“We are still looking for the right technology to understand bird collision risk,” says Jesper Kyed Larsen, bioscience expert at Vattenfall.

In spring and autumn, millions of birds migrate over the North Sea and come close to wind farms. When a large number of birds is expected to pass, the so-called start–stop procedure is activated (see box below), which means that Vattenfall has to shut down the wind turbines for a few hours and no power can be generated. “We want to avoid that, as far as possible,” Larsen said. “If the turbines are shut down, other assets, such as gas-fired plants, have to top up to compensate for the fall in supply. The start–stop procedure is therefore announced two days in advance to organise this. The question is whether the turbines will stop at the right time, simply because it is hard to predict so long in advance exactly what route the birds will choose and how fast they will pass the area containing the wind farm.”

Collecting evidence

Together with Wageningen Environmental Research, part of Wageningen University, and Wildlife Imaging Systems, a US technology solution provider, Vattenfall is to trial a thermal-camera-based system for collecting evidence of birds colliding with offshore wind turbines at its Hollandse Kust Zuid wind farm. “This is trickier at sea than on land, where you can walk around and see what has fallen to the ground. When a bird hits a wind turbine at sea, it falls into the water and floats away. By placing 16 thermal imaging cameras on one of the turbines, we can monitor the conditions under which a collision might occur. The cameras run 24 hours a day and look out horizontally 360 degrees below the rotor to see if anything falls.

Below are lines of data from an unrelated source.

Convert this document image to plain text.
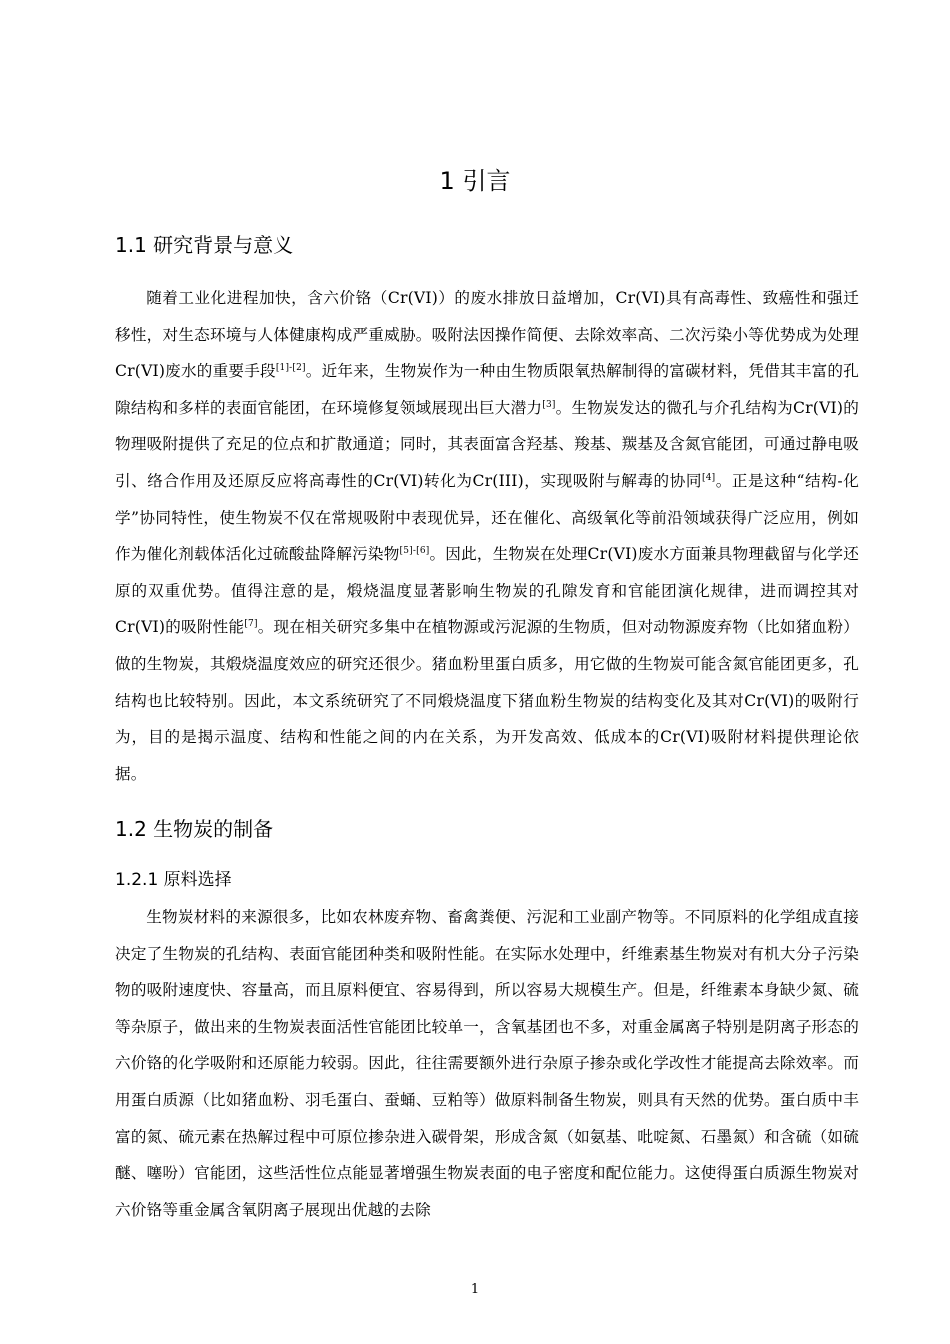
1 引言
1.1 研究背景与意义
随着工业化进程加快，含六价铬（Cr(VI)）的废水排放日益增加，Cr(VI)具有高毒性、致癌性和强迁移性，对生态环境与人体健康构成严重威胁。吸附法因操作简便、去除效率高、二次污染小等优势成为处理Cr(VI)废水的重要手段[1]-[2]。近年来，生物炭作为一种由生物质限氧热解制得的富碳材料，凭借其丰富的孔隙结构和多样的表面官能团，在环境修复领域展现出巨大潜力[3]。生物炭发达的微孔与介孔结构为Cr(VI)的物理吸附提供了充足的位点和扩散通道；同时，其表面富含羟基、羧基、羰基及含氮官能团，可通过静电吸引、络合作用及还原反应将高毒性的Cr(VI)转化为Cr(III)，实现吸附与解毒的协同[4]。正是这种“结构-化学”协同特性，使生物炭不仅在常规吸附中表现优异，还在催化、高级氧化等前沿领域获得广泛应用，例如作为催化剂载体活化过硫酸盐降解污染物[5]-[6]。因此，生物炭在处理Cr(VI)废水方面兼具物理截留与化学还原的双重优势。值得注意的是，煅烧温度显著影响生物炭的孔隙发育和官能团演化规律，进而调控其对Cr(VI)的吸附性能[7]。现在相关研究多集中在植物源或污泥源的生物质，但对动物源废弃物（比如猪血粉）做的生物炭，其煅烧温度效应的研究还很少。猪血粉里蛋白质多，用它做的生物炭可能含氮官能团更多，孔结构也比较特别。因此，本文系统研究了不同煅烧温度下猪血粉生物炭的结构变化及其对Cr(VI)的吸附行为，目的是揭示温度、结构和性能之间的内在关系，为开发高效、低成本的Cr(VI)吸附材料提供理论依据。
1.2 生物炭的制备
1.2.1 原料选择
生物炭材料的来源很多，比如农林废弃物、畜禽粪便、污泥和工业副产物等。不同原料的化学组成直接决定了生物炭的孔结构、表面官能团种类和吸附性能。在实际水处理中，纤维素基生物炭对有机大分子污染物的吸附速度快、容量高，而且原料便宜、容易得到，所以容易大规模生产。但是，纤维素本身缺少氮、硫等杂原子，做出来的生物炭表面活性官能团比较单一，含氧基团也不多，对重金属离子特别是阴离子形态的六价铬的化学吸附和还原能力较弱。因此，往往需要额外进行杂原子掺杂或化学改性才能提高去除效率。而用蛋白质源（比如猪血粉、羽毛蛋白、蚕蛹、豆粕等）做原料制备生物炭，则具有天然的优势。蛋白质中丰富的氮、硫元素在热解过程中可原位掺杂进入碳骨架，形成含氮（如氨基、吡啶氮、石墨氮）和含硫（如硫醚、噻吩）官能团，这些活性位点能显著增强生物炭表面的电子密度和配位能力。这使得蛋白质源生物炭对六价铬等重金属含氧阴离子展现出优越的去除
1
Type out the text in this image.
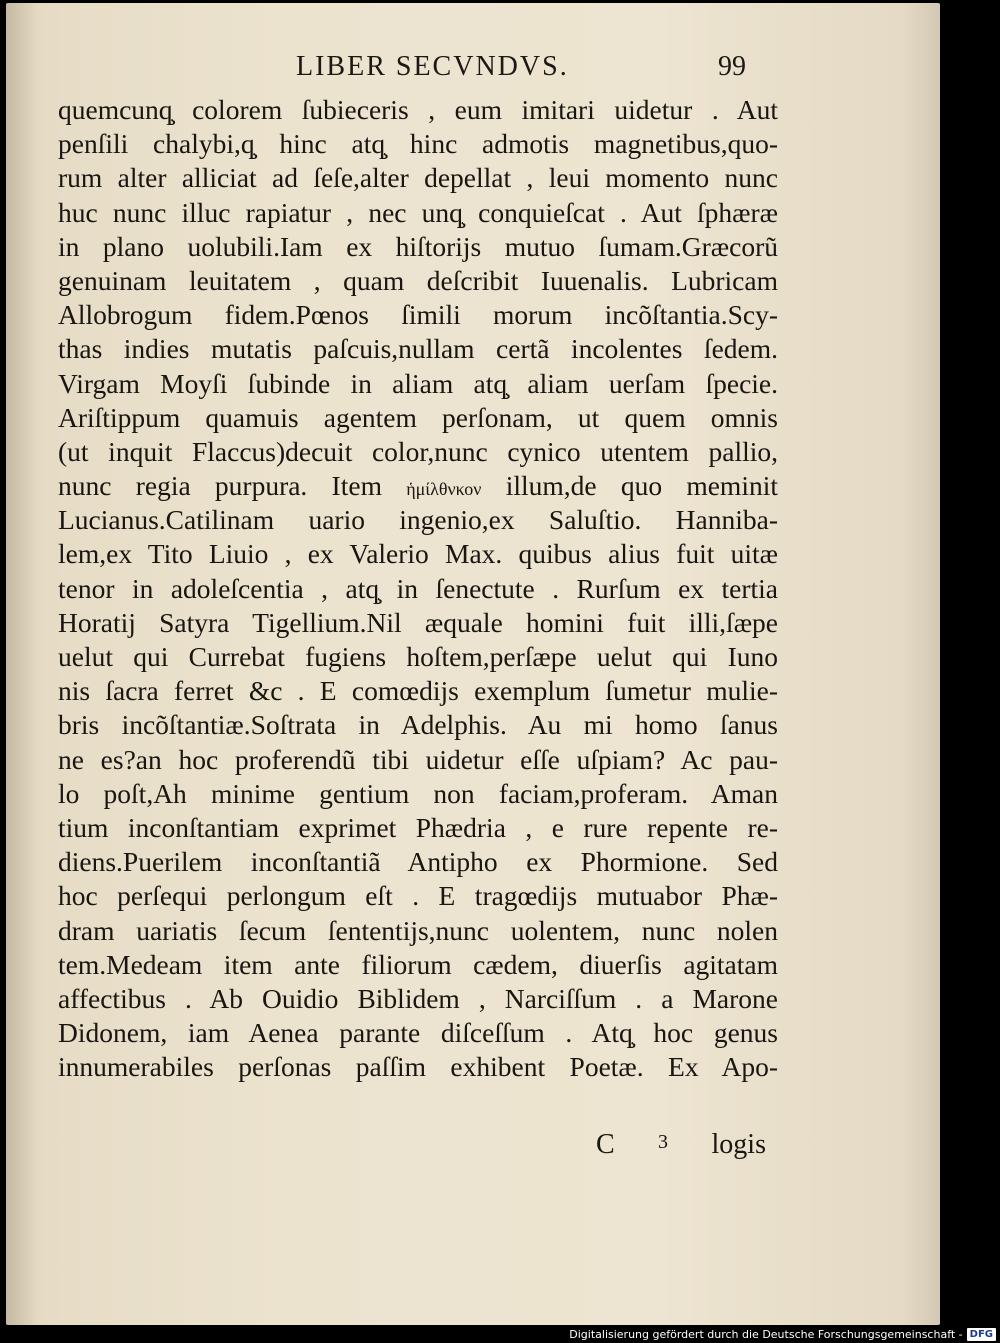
LIBER SECVNDVS.	99
quemcunq̧ colorem ſubieceris , eum imitari uidetur . Aut
penſili chalybi,q̧ hinc atq̧ hinc admotis magnetibus,quo-
rum alter alliciat ad ſeſe,alter depellat , leui momento nunc
huc nunc illuc rapiatur , nec unq̧ conquieſcat . Aut ſphæræ
in plano uolubili.Iam ex hiſtorijs mutuo ſumam.Græcorũ
genuinam leuitatem , quam deſcribit Iuuenalis. Lubricam
Allobrogum fidem.Pœnos ſimili morum incõſtantia.Scy-
thas indies mutatis paſcuis,nullam certã incolentes ſedem.
Virgam Moyſi ſubinde in aliam atq̧ aliam uerſam ſpecie.
Ariſtippum quamuis agentem perſonam, ut quem omnis
(ut inquit Flaccus)decuit color,nunc cynico utentem pallio,
nunc regia purpura. Item ἡμίλθνκον illum,de quo meminit
Lucianus.Catilinam uario ingenio,ex Saluſtio. Hanniba-
lem,ex Tito Liuio , ex Valerio Max. quibus alius fuit uitæ
tenor in adoleſcentia , atq̧ in ſenectute . Rurſum ex tertia
Horatij Satyra Tigellium.Nil æquale homini fuit illi,ſæpe
uelut qui Currebat fugiens hoſtem,perſæpe uelut qui Iuno
nis ſacra ferret &c . E comœdijs exemplum ſumetur mulie-
bris incõſtantiæ.Soſtrata in Adelphis. Au mi homo ſanus
ne es?an hoc proferendũ tibi uidetur eſſe uſpiam? Ac pau-
lo poſt,Ah minime gentium non faciam,proferam. Aman
tium inconſtantiam exprimet Phædria , e rure repente re-
diens.Puerilem inconſtantiã Antipho ex Phormione. Sed
hoc perſequi perlongum eſt . E tragœdijs mutuabor Phæ-
dram uariatis ſecum ſententijs,nunc uolentem, nunc nolen
tem.Medeam item ante filiorum cædem, diuerſis agitatam
affectibus . Ab Ouidio Biblidem , Narciſſum . a Marone
Didonem, iam Aenea parante diſceſſum . Atq̧ hoc genus
innumerabiles perſonas paſſim exhibent Poetæ. Ex Apo-
C 3 logis
Digitalisierung gefördert durch die Deutsche Forschungsgemeinschaft - DFG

The videos are analysed using artificial intelligence.”

Vattenfall is already using cameras and artificial intelligence for monitoring of collision risk at the Aberdeen Bay offshore wind farm, Scotland. There, daylight cameras are used for recording the flight movements and behaviour of seabirds around the turbines, not collisions.

With all the available material, Larsen and the researchers can see whether patterns in bird activity and collisions can be identified and whether they can be related to certain weather conditions. Whereas most migrating birds normally fly over wind turbines, when the weather deteriorates during bird migration, they might be forced to fly lower.

While focussing on migration of small birds like songbirds and thrushes the study covers all bird activity and looks at bats as well.

Bird flights around a wind turbine captured by camera systems. The image is a summary of 5 minutes of video in a single image. The yellow parts of the image are birds recorded by the software (Source: Wildlife Imaging Systems)


The prime goal of this pilot project is to test how well the thermal cameras and supporting technology work and to get a more accurate fatality count. A next step could be to attach cameras to more wind turbines to get more certainty about the number of collisions and more representative figures. “This test is just the beginning,” Larsen said. “Once we have more data, we can share our findings with authorities and experts, who can use it to improve their start–stop models.”

Larsen is aware that results of these kinds of studies conducted by the energy sector itself are sometimes received sceptically. “I understand that very well,” he explains. “That’s why we don’t do this research alone. We have engaged Wageningen Environmental Research as an independent research party. We also plan to invite key experts from the authorities, universities and NGOs to follow the project close-up. We want everyone to be able to use the results of the research.”

The “start–stop procedure”

1.  A bird migration prediction model indicates the expected bird migration in the wind energy areas of the Dutch North Sea two days in advance in spring and autumn.

2.  When a bird density exceeds the threshold, a bird alert follows to all those directly involved.

3.  Network operator TenneT issues an advice note to the Ministry of Economic Affairs and Climate. This ministry decides whether to stop wind farms and announces this with start and end times in the government gazette. This is a formal decision.

4.  Owners of wind farms stop the farms at the specified time. That is, they are slowed down to less than 2rpm as complete shutdown is not desirable for technical reasons.

5.  The Enforcement Department of Rijkswaterstaat (RWS), an implementing organisation of the Dutch Ministry of Infrastructure and Water Management, carries out an administrative check.

6.  RWS analyses the data to see whether bird migration actually took place and to further improve the prediction model.